Kiev compte près de 3 millions d'habitants, soit un peu plus que Paris. Une ville composée d’immeubles staliniens, de bâtiments coquets, de tours modernes et de grands ensembles à sa périphérie. Cette cité un rien anarchique dans son urbanisme qui a su pourtant préserver une âme. Slave, bien sûr, mais surtout pas russe, aux dires de ses habitants.

En se promenant dans ses rues, notamment, sur la place Maïden où les affrontements ont fait près de 100 morts l’hiver dernier, les rouleaux de papiers toilettes à l’effigie du président déchu, Victor Ianoukovitch, sont vendus avec force : "Prends-en un, vas-y", s’exclame un vendeur ambulant de souvenirs.

Et sur chaque étal, les mêmes rouleaux sont omniprésents, le must have du moment, comme si l’histoire d’amour avec Moscou appartenait au passé… L’avenir serait avec les Merkel, Hollande et Renzi.

"Ici, la vie est trop difficile"

La ville comme ses habitants adorent l’Europe et les marques occidentales… Toutes les enseignes de luxe sont représentées. Deux étudiantes déambulent déguisées en Minnie et Mickey. Elles improvisent un show pour venir grappiller quelques Grivnas aux promeneurs :

Nous aimons l’Europe, l’avenir est avec vous. Ici la vie est trop difficile, beaucoup de gens sont pauvres, on gagne peu d’argent. Tu nous donne 20 Grivnas chacune, ca va nous aider dans nos études",

insiste Elena souriante.

Dans un café, un jeune homme, Viktor, interpelle des étrangers : "Tu es de l’ambassade ? Je veux partir d’ici. Tu pourras m’aider", continue-t-il.

Inlassablement, il cultive l’espoir d’échapper, au plus vite, à cette ville. Son rêve, rejoindre un cousin parti faire fortune aux Etats-Unis. L’eldorado pour fuir une vie paraissant chaque jour un peu plus lourde.

Le salaire moyen ukrainien en dit long sur les difficultés de la population : à peine 200 euros. En contrepartie, la vie ne coûte pas vraiment cher : on y mange pour 4 euros, la pinte de bière flirte avec les 2 euros et le paquet de cigarette effleure 1,80 euros… Kiev est d’ailleurs une mine pour le consumer européen qui se donne la peine d’y venir.

Les soldes sont quasi permanentes : -50%, -70% sur des prix, au départ, assez bas. Crise financière oblige, la monnaie s’est effondrée en 2008 et la capitale est devenue la vitrine idéale du bobo européen en mal de bonnes affaires.

Calme précaire

C’est une étrange impression de calme (avant la tempête ?) qui règne dans la ville ; elle semble tellement paisible. Pourtant, à 600 kilomètres, une région du pays est en guerre, une guerre civile murmure-t-on ici. On a peine à y croire.

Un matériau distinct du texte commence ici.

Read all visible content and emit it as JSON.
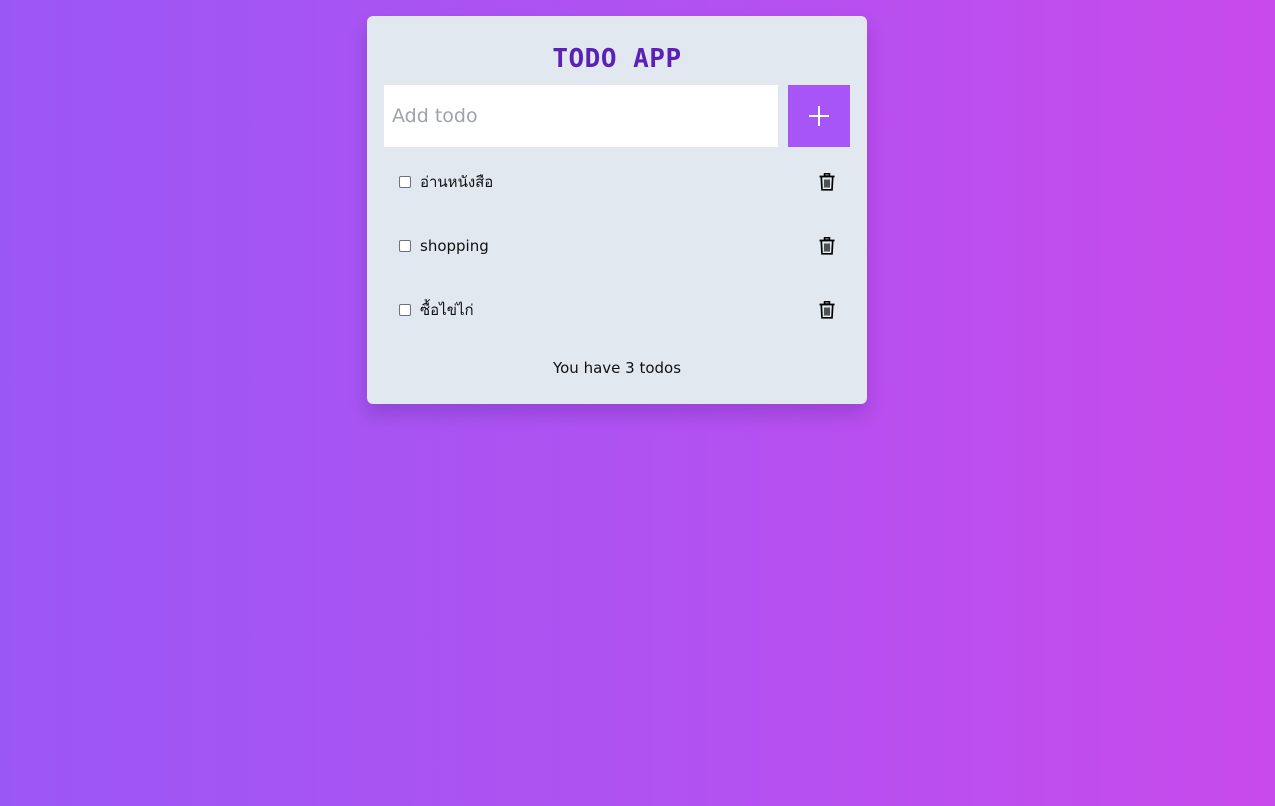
{
  "app": {
    "title": "TODO APP",
    "accent_color": "#a855f7",
    "title_color": "#5b21b6",
    "card_color": "#e2e8f0"
  },
  "input": {
    "placeholder": "Add todo",
    "value": ""
  },
  "add_button": {
    "icon": "plus-icon"
  },
  "todos": [
    {
      "text": "อ่านหนังสือ",
      "done": false,
      "delete_icon": "trash-icon"
    },
    {
      "text": "shopping",
      "done": false,
      "delete_icon": "trash-icon"
    },
    {
      "text": "ซื้อไข่ไก่",
      "done": false,
      "delete_icon": "trash-icon"
    }
  ],
  "footer": {
    "count_text": "You have 3 todos"
  }
}
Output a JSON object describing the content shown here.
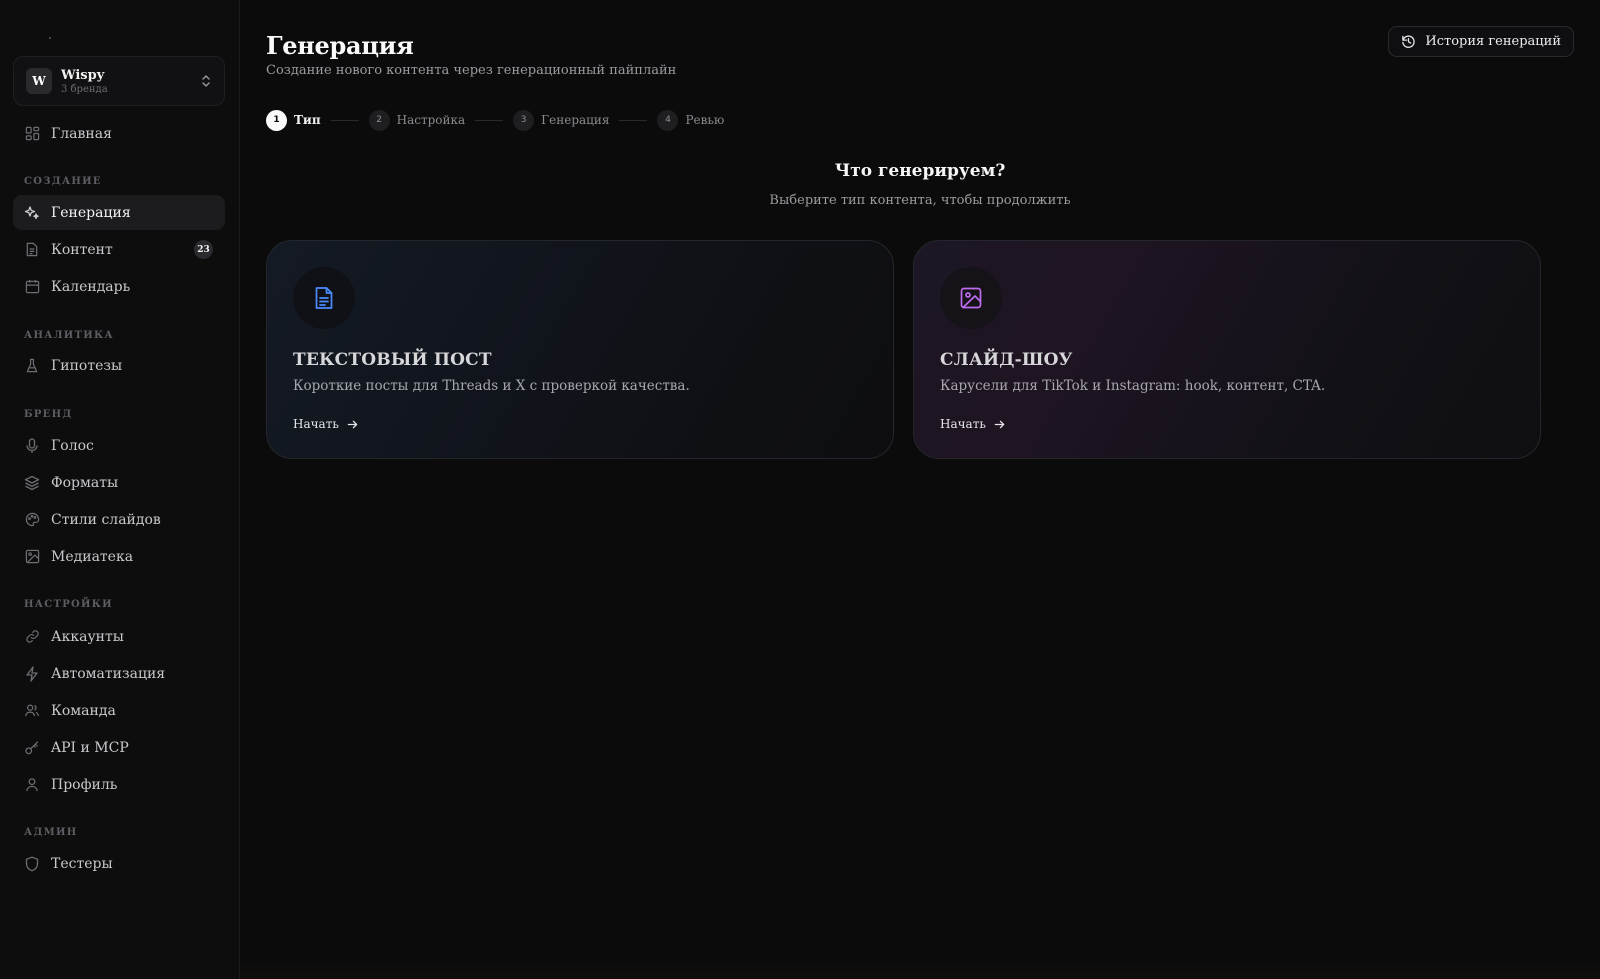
{
  "brand": {
    "initial": "W",
    "name": "Wispy",
    "subtitle": "3 бренда"
  },
  "sidebar": {
    "home": "Главная",
    "sections": {
      "create": "СОЗДАНИЕ",
      "analytics": "АНАЛИТИКА",
      "brand": "БРЕНД",
      "settings": "НАСТРОЙКИ",
      "admin": "АДМИН"
    },
    "items": {
      "generation": "Генерация",
      "content": "Контент",
      "content_badge": "23",
      "calendar": "Календарь",
      "hypotheses": "Гипотезы",
      "voice": "Голос",
      "formats": "Форматы",
      "slide_styles": "Стили слайдов",
      "media": "Медиатека",
      "accounts": "Аккаунты",
      "automation": "Автоматизация",
      "team": "Команда",
      "api": "API и MCP",
      "profile": "Профиль",
      "testers": "Тестеры"
    }
  },
  "header": {
    "title": "Генерация",
    "subtitle": "Создание нового контента через генерационный пайплайн",
    "history_button": "История генераций"
  },
  "stepper": [
    {
      "num": "1",
      "label": "Тип",
      "active": true
    },
    {
      "num": "2",
      "label": "Настройка",
      "active": false
    },
    {
      "num": "3",
      "label": "Генерация",
      "active": false
    },
    {
      "num": "4",
      "label": "Ревью",
      "active": false
    }
  ],
  "main": {
    "question": "Что генерируем?",
    "question_sub": "Выберите тип контента, чтобы продолжить",
    "cards": [
      {
        "title": "ТЕКСТОВЫЙ ПОСТ",
        "description": "Короткие посты для Threads и X с проверкой качества.",
        "cta": "Начать",
        "icon": "file-text-icon",
        "icon_color": "#4a8cff"
      },
      {
        "title": "СЛАЙД-ШОУ",
        "description": "Карусели для TikTok и Instagram: hook, контент, CTA.",
        "cta": "Начать",
        "icon": "image-icon",
        "icon_color": "#c06cf0"
      }
    ]
  },
  "colors": {
    "background": "#0b0b0c",
    "sidebar": "#0d0d0e",
    "active_item": "#1c1c1f"
  }
}
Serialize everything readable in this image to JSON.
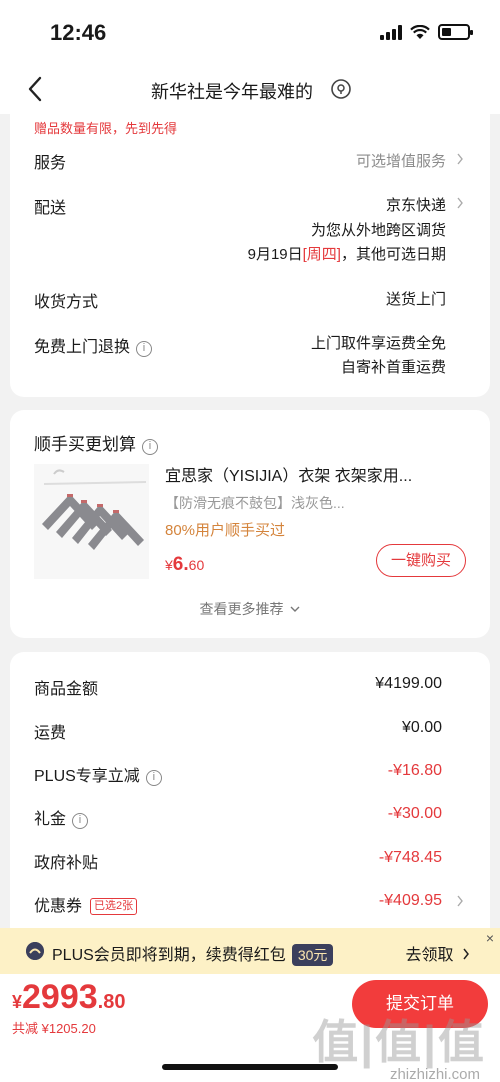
{
  "status_bar": {
    "time": "12:46"
  },
  "nav": {
    "title": "新华社是今年最难的"
  },
  "delivery_card": {
    "promo_note": "赠品数量有限，先到先得",
    "service": {
      "label": "服务",
      "value": "可选增值服务"
    },
    "shipping": {
      "label": "配送",
      "carrier": "京东快递",
      "note": "为您从外地跨区调货",
      "date_pre": "9月19日",
      "date_day": "[周四]",
      "date_post": "，其他可选日期"
    },
    "receive": {
      "label": "收货方式",
      "value": "送货上门"
    },
    "returns": {
      "label": "免费上门退换",
      "line1": "上门取件享运费全免",
      "line2": "自寄补首重运费"
    }
  },
  "recommend_card": {
    "title": "顺手买更划算",
    "product_name": "宜思家（YISIJIA）衣架 衣架家用...",
    "product_spec": "【防滑无痕不鼓包】浅灰色...",
    "product_tag": "80%用户顺手买过",
    "price_symbol": "¥",
    "price_main": "6.",
    "price_dec": "60",
    "buy_label": "一键购买",
    "more_label": "查看更多推荐"
  },
  "summary_card": {
    "rows": [
      {
        "label": "商品金额",
        "value": "¥4199.00"
      },
      {
        "label": "运费",
        "value": "¥0.00"
      },
      {
        "label": "PLUS专享立减",
        "value": "-¥16.80"
      },
      {
        "label": "礼金",
        "value": "-¥30.00"
      },
      {
        "label": "政府补贴",
        "value": "-¥748.45"
      },
      {
        "label": "优惠券",
        "badge": "已选2张",
        "value": "-¥409.95"
      }
    ]
  },
  "plus_bar": {
    "text": "PLUS会员即将到期，续费得红包",
    "amount": "30元",
    "action": "去领取",
    "close": "×"
  },
  "footer": {
    "currency": "¥",
    "total_int": "2993",
    "total_dec": ".80",
    "saved": "共减 ¥1205.20",
    "submit": "提交订单",
    "watermark": "值|值|值",
    "watermark_url": "zhizhizhi.com"
  },
  "colors": {
    "accent_red": "#e4393c",
    "plus_dark": "#3b3f5c",
    "plus_bg": "#fdf1c6",
    "tag_orange": "#d4843c"
  }
}
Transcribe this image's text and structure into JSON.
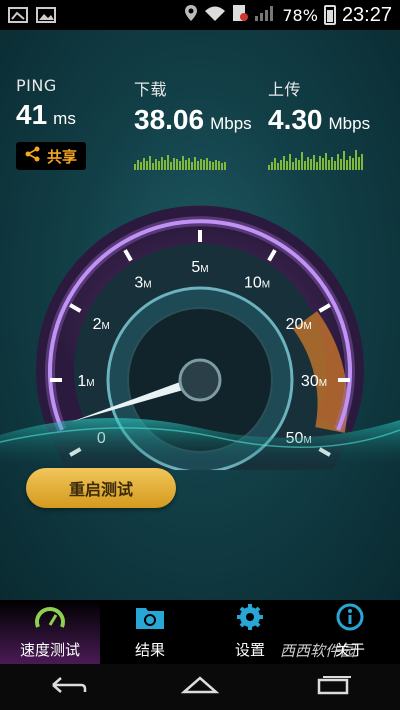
{
  "status_bar": {
    "battery": "78%",
    "time": "23:27"
  },
  "metrics": {
    "ping": {
      "label": "PING",
      "value": "41",
      "unit": "ms"
    },
    "download": {
      "label": "下载",
      "value": "38.06",
      "unit": "Mbps"
    },
    "upload": {
      "label": "上传",
      "value": "4.30",
      "unit": "Mbps"
    }
  },
  "share_label": "共享",
  "gauge": {
    "ticks": [
      {
        "v": "0",
        "u": ""
      },
      {
        "v": "1",
        "u": "M"
      },
      {
        "v": "2",
        "u": "M"
      },
      {
        "v": "3",
        "u": "M"
      },
      {
        "v": "5",
        "u": "M"
      },
      {
        "v": "10",
        "u": "M"
      },
      {
        "v": "20",
        "u": "M"
      },
      {
        "v": "30",
        "u": "M"
      },
      {
        "v": "50",
        "u": "M"
      }
    ],
    "needle_value": 0.4,
    "accent": "#a86fe0",
    "range_color": "#d07a2a"
  },
  "restart_label": "重启测试",
  "tabs": [
    {
      "label": "速度测试",
      "icon": "speedometer-icon",
      "active": true
    },
    {
      "label": "结果",
      "icon": "results-folder-icon",
      "active": false
    },
    {
      "label": "设置",
      "icon": "gear-icon",
      "active": false
    },
    {
      "label": "关于",
      "icon": "info-icon",
      "active": false
    }
  ],
  "watermark": "西西软件园"
}
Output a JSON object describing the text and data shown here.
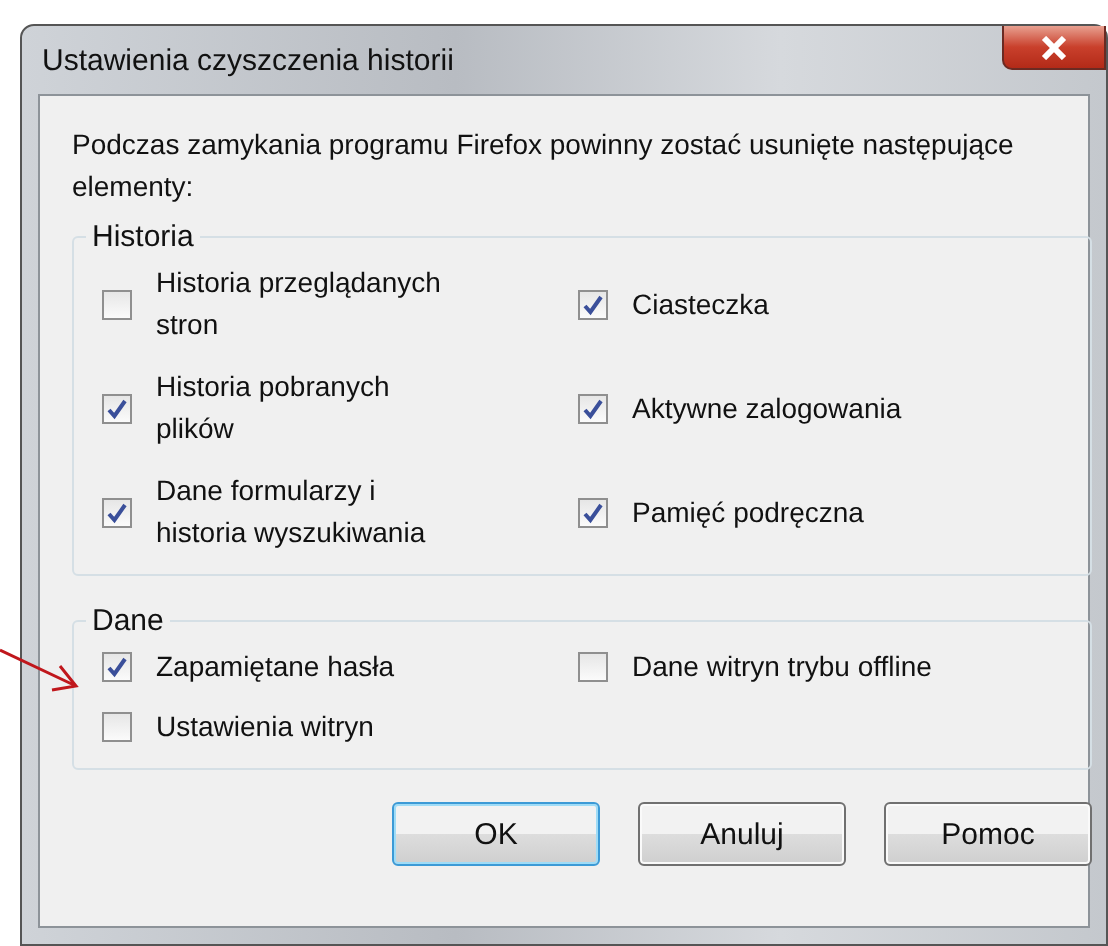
{
  "window": {
    "title": "Ustawienia czyszczenia historii"
  },
  "description": "Podczas zamykania programu Firefox powinny zostać usunięte następujące elementy:",
  "groups": [
    {
      "title": "Historia",
      "items": [
        {
          "label": "Historia przeglądanych stron",
          "checked": false
        },
        {
          "label": "Ciasteczka",
          "checked": true
        },
        {
          "label": "Historia pobranych plików",
          "checked": true
        },
        {
          "label": "Aktywne zalogowania",
          "checked": true
        },
        {
          "label": "Dane formularzy i historia wyszukiwania",
          "checked": true
        },
        {
          "label": "Pamięć podręczna",
          "checked": true
        }
      ]
    },
    {
      "title": "Dane",
      "items": [
        {
          "label": "Zapamiętane hasła",
          "checked": true
        },
        {
          "label": "Dane witryn trybu offline",
          "checked": false
        },
        {
          "label": "Ustawienia witryn",
          "checked": false
        }
      ]
    }
  ],
  "buttons": [
    {
      "label": "OK",
      "default": true
    },
    {
      "label": "Anuluj",
      "default": false
    },
    {
      "label": "Pomoc",
      "default": false
    }
  ]
}
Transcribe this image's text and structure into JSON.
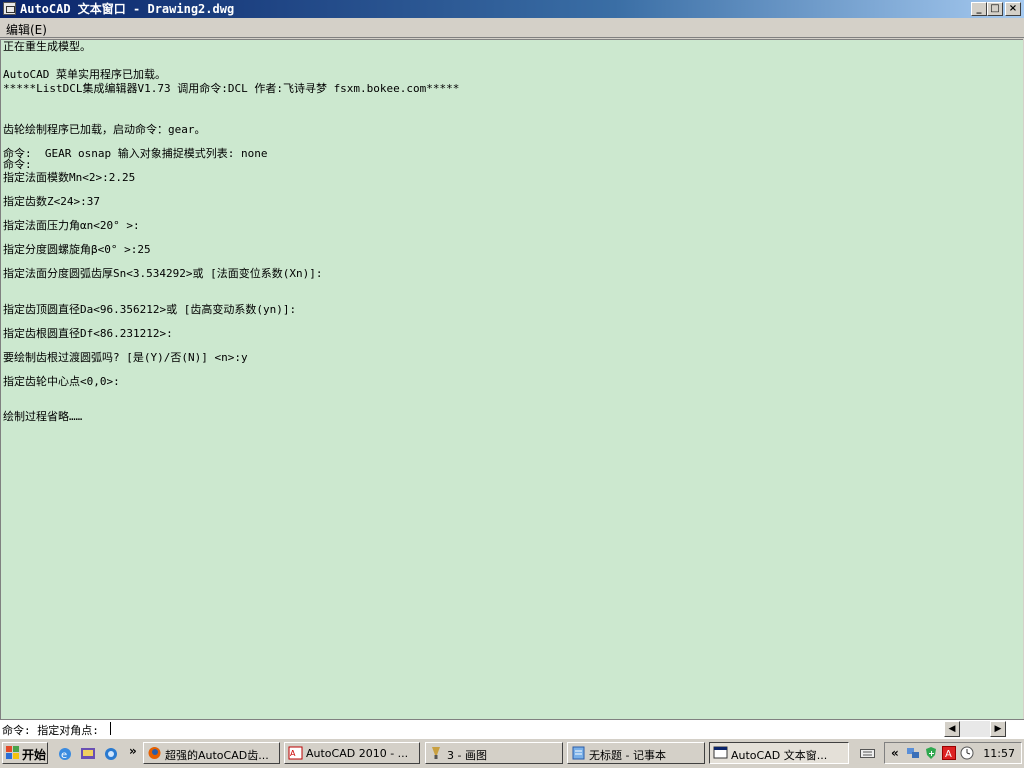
{
  "window": {
    "title": "AutoCAD 文本窗口 - Drawing2.dwg",
    "minimize_glyph": "_",
    "maximize_glyph": "□",
    "close_glyph": "×"
  },
  "menu": {
    "edit_label": "编辑(E)"
  },
  "log": [
    "正在重生成模型。",
    "AutoCAD 菜单实用程序已加载。",
    "*****ListDCL集成编辑器V1.73 调用命令:DCL 作者:飞诗寻梦 fsxm.bokee.com*****",
    "齿轮绘制程序已加载，启动命令：gear。",
    "命令:  GEAR osnap 输入对象捕捉模式列表: none",
    "命令:",
    "指定法面模数Mn<2>:2.25",
    "指定齿数Z<24>:37",
    "指定法面压力角αn<20° >:",
    "指定分度圆螺旋角β<0° >:25",
    "指定法面分度圆弧齿厚Sn<3.534292>或 [法面变位系数(Xn)]:",
    "指定齿顶圆直径Da<96.356212>或 [齿高变动系数(yn)]:",
    "指定齿根圆直径Df<86.231212>:",
    "要绘制齿根过渡圆弧吗? [是(Y)/否(N)] <n>:y",
    "指定齿轮中心点<0,0>:",
    "绘制过程省略……"
  ],
  "command_line": {
    "text": "命令: 指定对角点:"
  },
  "scrollbar": {
    "left_glyph": "◀",
    "right_glyph": "▶"
  },
  "taskbar": {
    "start_label": "开始",
    "overflow_glyph": "»",
    "tray_overflow_glyph": "«",
    "clock": "11:57",
    "tasks": [
      {
        "label": "超强的AutoCAD齿...",
        "icon": "firefox-icon"
      },
      {
        "label": "AutoCAD 2010 - ...",
        "icon": "autocad-icon"
      },
      {
        "label": "3 - 画图",
        "icon": "paint-icon"
      },
      {
        "label": "无标题 - 记事本",
        "icon": "notepad-icon"
      },
      {
        "label": "AutoCAD 文本窗...",
        "icon": "text-window-icon",
        "active": true
      }
    ]
  },
  "colors": {
    "text_window_bg": "#cce8cf",
    "titlebar_start": "#0a246a",
    "taskbar_bg": "#d4d0c8"
  }
}
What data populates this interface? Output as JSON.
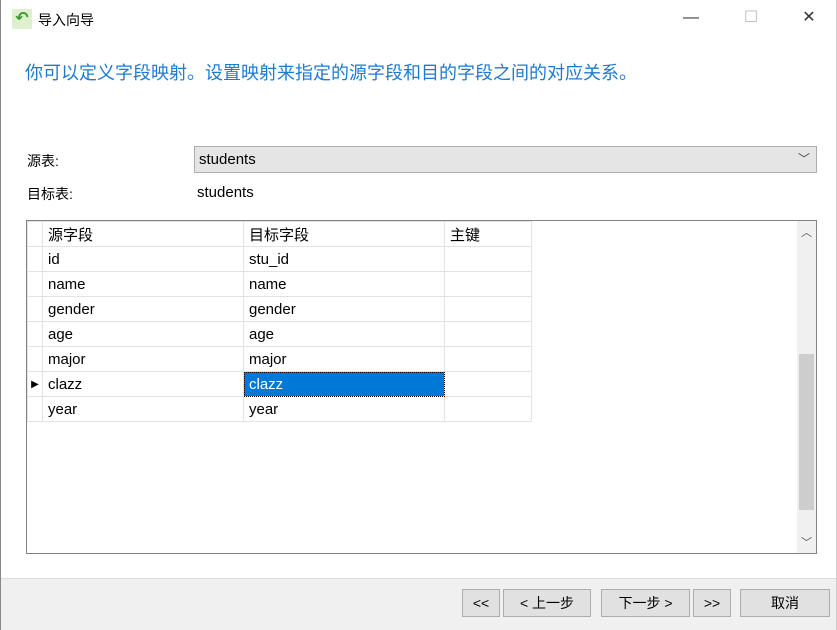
{
  "window": {
    "title": "导入向导",
    "minimize": "—",
    "maximize": "☐",
    "close": "✕"
  },
  "description": "你可以定义字段映射。设置映射来指定的源字段和目的字段之间的对应关系。",
  "source_table": {
    "label": "源表:",
    "value": "students"
  },
  "target_table": {
    "label": "目标表:",
    "value": "students"
  },
  "grid": {
    "headers": [
      "源字段",
      "目标字段",
      "主键"
    ],
    "rows": [
      {
        "source": "id",
        "target": "stu_id",
        "pk": ""
      },
      {
        "source": "name",
        "target": "name",
        "pk": ""
      },
      {
        "source": "gender",
        "target": "gender",
        "pk": ""
      },
      {
        "source": "age",
        "target": "age",
        "pk": ""
      },
      {
        "source": "major",
        "target": "major",
        "pk": ""
      },
      {
        "source": "clazz",
        "target": "clazz",
        "pk": "",
        "current": true
      },
      {
        "source": "year",
        "target": "year",
        "pk": ""
      }
    ]
  },
  "buttons": {
    "first": "<<",
    "prev": "< 上一步",
    "next": "下一步 >",
    "last": ">>",
    "cancel": "取消"
  }
}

Jusqu’à ce que la réalité éclate, saute aux yeux, quand sur la place Maïden, l’immense campement militaire abrite encore ses contestataires pacifistes (des centaines peut-être) : des sans-abris, des clochards, mais aussi des manifestants et des apatrides originaires de l’Est du pays (Donetsk, Kharkov…) qui ne peuvent plus rentrer chez eux, sous peine de devenir la proie des séparatistes russes… Leur seul tort : avoir manifesté ici, à Kiev, pour l’indépendance de leur pays. Il suffit d’échanger avec quelques personnes pour mesurer l’importance de cette guerre :

Nombreux sont ceux qui ont un ami, l’ami d’un ami là-bas, dans les régions de l’Est et du Sud de l’Ukraine, qui se bat ou qui subit les combats",

rappelle une correspondante française à Kiev.

On estime à 400 morts déjà, les victimes des affrontements. De source ukrainienne, il se dit qu’il y aurait même des disparus. Si nos rédactions européennes peinent à parler de "guerre civile", préférant évoquer "des combats", en y regardant de plus près, le processus semble bien engagé.

Le 27 juin dernier, l'Ukraine et l'UE signaient un accord d'association. Gageons que cette date entrera dans l’histoire. Non pas celle qui bégaie, mais plutôt celle qui permettra au pays de prendre son destin en main.